PL/X is good for many things. C is good for many things. So are Java, and 
Python and Go and Rust, etc. I'm fluent in many languages and none of them is 
right for every use. Heck, even REXX is great for quick API testing.

PL/X and C (and arguably assembler) are not the best at higher level interfaces 
mostly because they were not designed for that, but they excel at OS-level 
interfaces because they force the developer to think more concretely (in my 
experience). Java and Python, on the other hand, were clearly designed with a 
more abstract approach which leads to better UI.

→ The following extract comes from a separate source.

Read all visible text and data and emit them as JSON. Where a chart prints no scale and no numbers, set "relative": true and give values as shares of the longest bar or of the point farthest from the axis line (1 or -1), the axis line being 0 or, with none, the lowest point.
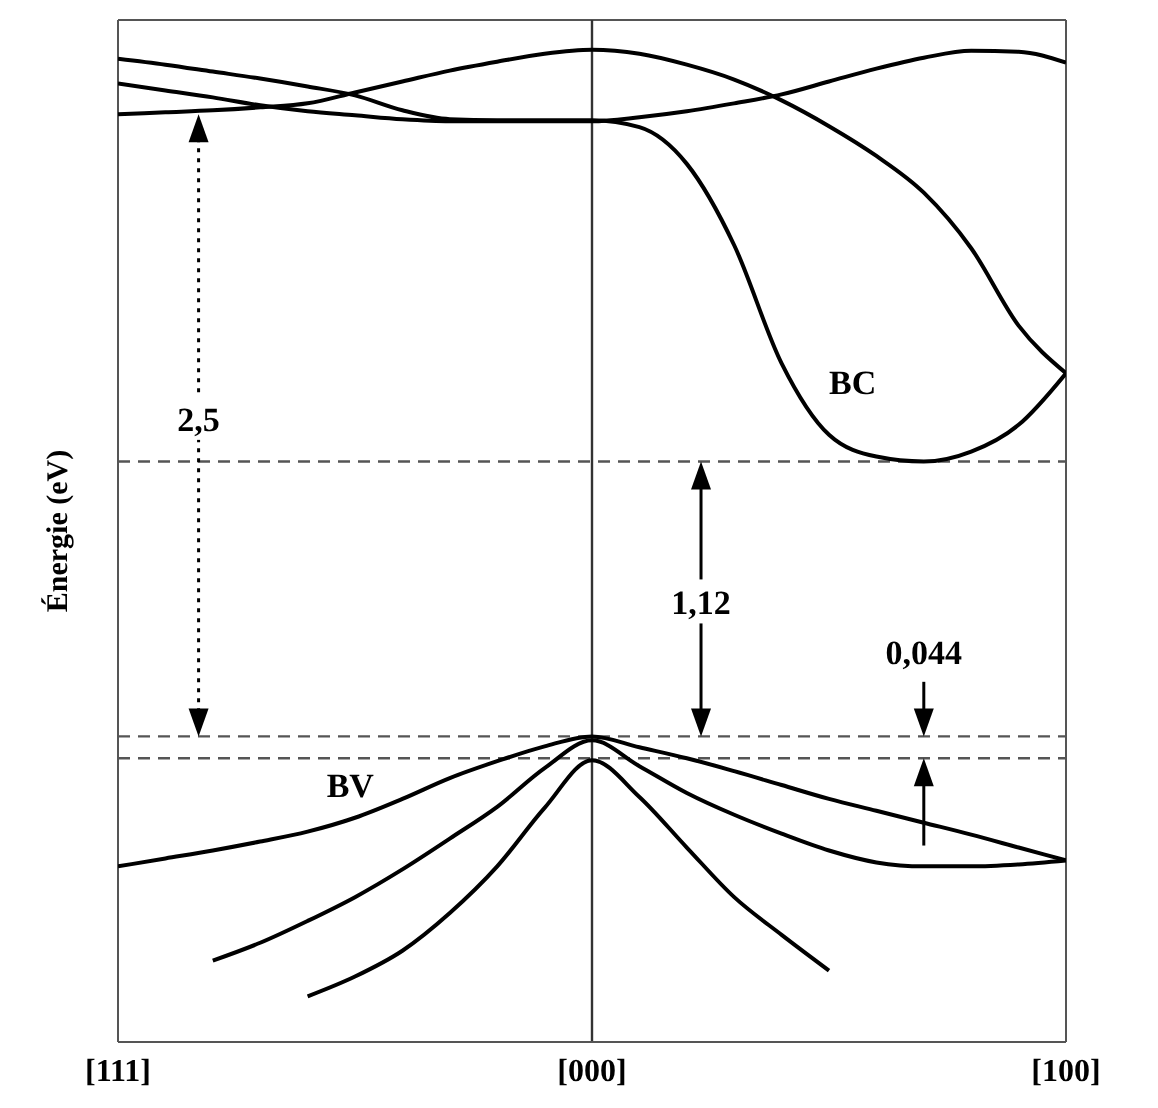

To my original point, even if IBM had released it many years ago, I don't know 
if PL/X would be dominating.

Eric Rossman

-----Original Message-----
From: IBM Mainframe Discussion List <[email protected]> On Behalf Of 
Peter Relson
Sent: Tuesday, October 3, 2023 8:12 AM
To: [email protected]
Subject: [EXTERNAL] Re: PL/X Open Source and PL/I - Helping to save the world 
and cut CPU Cycles and electricity

<snip>
PL/X, on the average, is not really better than C in terms of what you describe 
except when the string's length is known in advance (which is hard or 
impossible in many circumstances </snip>

I didn't see stated in any post on this topic the explicit mention of 
zero-delimited strings. That is what the discussion seems to be talking about. 
Not all "character areas" are zero-delimited. PL/X has no support for a 
zero-delimited string. When z/OS interfaces are used within C, there are rarely 
(if ever) zero-delimited strings. A C program could/would use MEMCPY to copy a 
string for which the length is known. And there are analogs of that for 
"compare". That makes it a less natural language construct within C than a 
zero-delimited string.

PL/X does have the concept of a variable-length string (with the length being 
in a separate variable, or in a preceding halfword).

Manipulation of a variable-length string is going to be very different than 
manipulation of a zero-delimited string.